Align AI Priorities to Existing European Common Data Spaces
Access to quality data is essential for AI and is one of the key barriers firms cite in AI adoption.[5] The Common European Data Spaces scheme helps to tackle data access issues by making sector data accessible to businesses, public administration, and individuals, in turn enhancing Europe’s data-driven economy. According to the latest staff working document, there are 14 common data spaces available, of which two are mature and well into deployment (research and innovation, and health), and seven are in an active phase of deployment (cultural heritage, manufacturing, language, media, mobility, public administration, and skills).[6] These sectors represent high potential for AI development given the immediate access to a breadth of European-centric data.
To accelerate the data-driven and AI economy, the Commission should prioritise AI deployment in sectors with established data spaces, aligning these use cases to drive standards and interoperability requirements around this broad data collection, access and use. Furthermore, the Commission should accelerate the development of the other data spaces to support AI development in these areas.
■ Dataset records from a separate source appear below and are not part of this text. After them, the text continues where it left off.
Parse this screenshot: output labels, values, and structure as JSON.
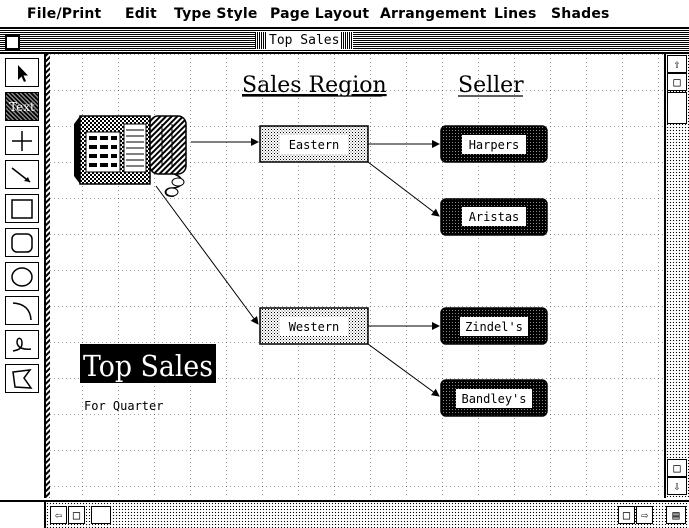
{
  "menubar": {
    "items": [
      "File/Print",
      "Edit",
      "Type Style",
      "Page Layout",
      "Arrangement",
      "Lines",
      "Shades"
    ]
  },
  "window": {
    "title": "Top Sales"
  },
  "palette": {
    "tools": [
      {
        "name": "arrow-tool",
        "icon": "arrow-pointer-icon"
      },
      {
        "name": "text-tool",
        "icon": "text-icon",
        "label": "Text"
      },
      {
        "name": "crosshair-tool",
        "icon": "crosshair-icon"
      },
      {
        "name": "line-tool",
        "icon": "line-icon"
      },
      {
        "name": "rectangle-tool",
        "icon": "rectangle-icon"
      },
      {
        "name": "rounded-rectangle-tool",
        "icon": "rounded-rectangle-icon"
      },
      {
        "name": "oval-tool",
        "icon": "oval-icon"
      },
      {
        "name": "arc-tool",
        "icon": "arc-icon"
      },
      {
        "name": "freehand-tool",
        "icon": "freehand-icon"
      },
      {
        "name": "polygon-tool",
        "icon": "polygon-icon"
      }
    ]
  },
  "document": {
    "header_region": "Sales Region",
    "header_seller": "Seller",
    "regions": [
      "Eastern",
      "Western"
    ],
    "sellers": [
      "Harpers",
      "Aristas",
      "Zindel's",
      "Bandley's"
    ],
    "big_title": "Top Sales",
    "subtitle": "For Quarter"
  },
  "scrollbars": {
    "vertical_icons": [
      "up-arrow-icon",
      "page-up-icon",
      "page-down-icon",
      "down-arrow-icon"
    ],
    "horizontal_icons": [
      "left-arrow-icon",
      "page-left-icon",
      "page-right-icon",
      "right-arrow-icon",
      "grow-box-icon"
    ]
  }
}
Similarly, the Commission should reform the Data Governance Act (DGA) which currently siloes data for public good initiatives to non-profit entities. Substantial evidence exists to demonstrate the role of for-profit companies in innovating for the public good, including Meta’s No Languages Left Behind Initiative—a project that open-sources AI models that translate 200 languages, including low-resource languages such as Asturian and Urdu.[7] Removing the DGA’s requirement, coupled with an effective and accessible European Common Data Space for languages, could drive a huge amount of AI adoption across member states newly represented in this AI ecosystem.
Endnotes
[1]. European Commission press release, “EU launches InvestAI initiative to mobilise €200 billion of investment in artificial intelligence,” Feb 1, 2025.
[3]. Cynthia Kroet, “Google’s AI feature on hold in most EU member states due to ‘strict rules’,” Euronews, Apr 1, 2025; Merien ten Houten, “European Union excluded from Llama 4 multimodal models,” Innovation Origins, Apr 8, 2025.
[4]. Miriam Partington, “How can German universities produce more spinouts?” Sifted, May 29, 2024; AI Rankings, accessed May 2025.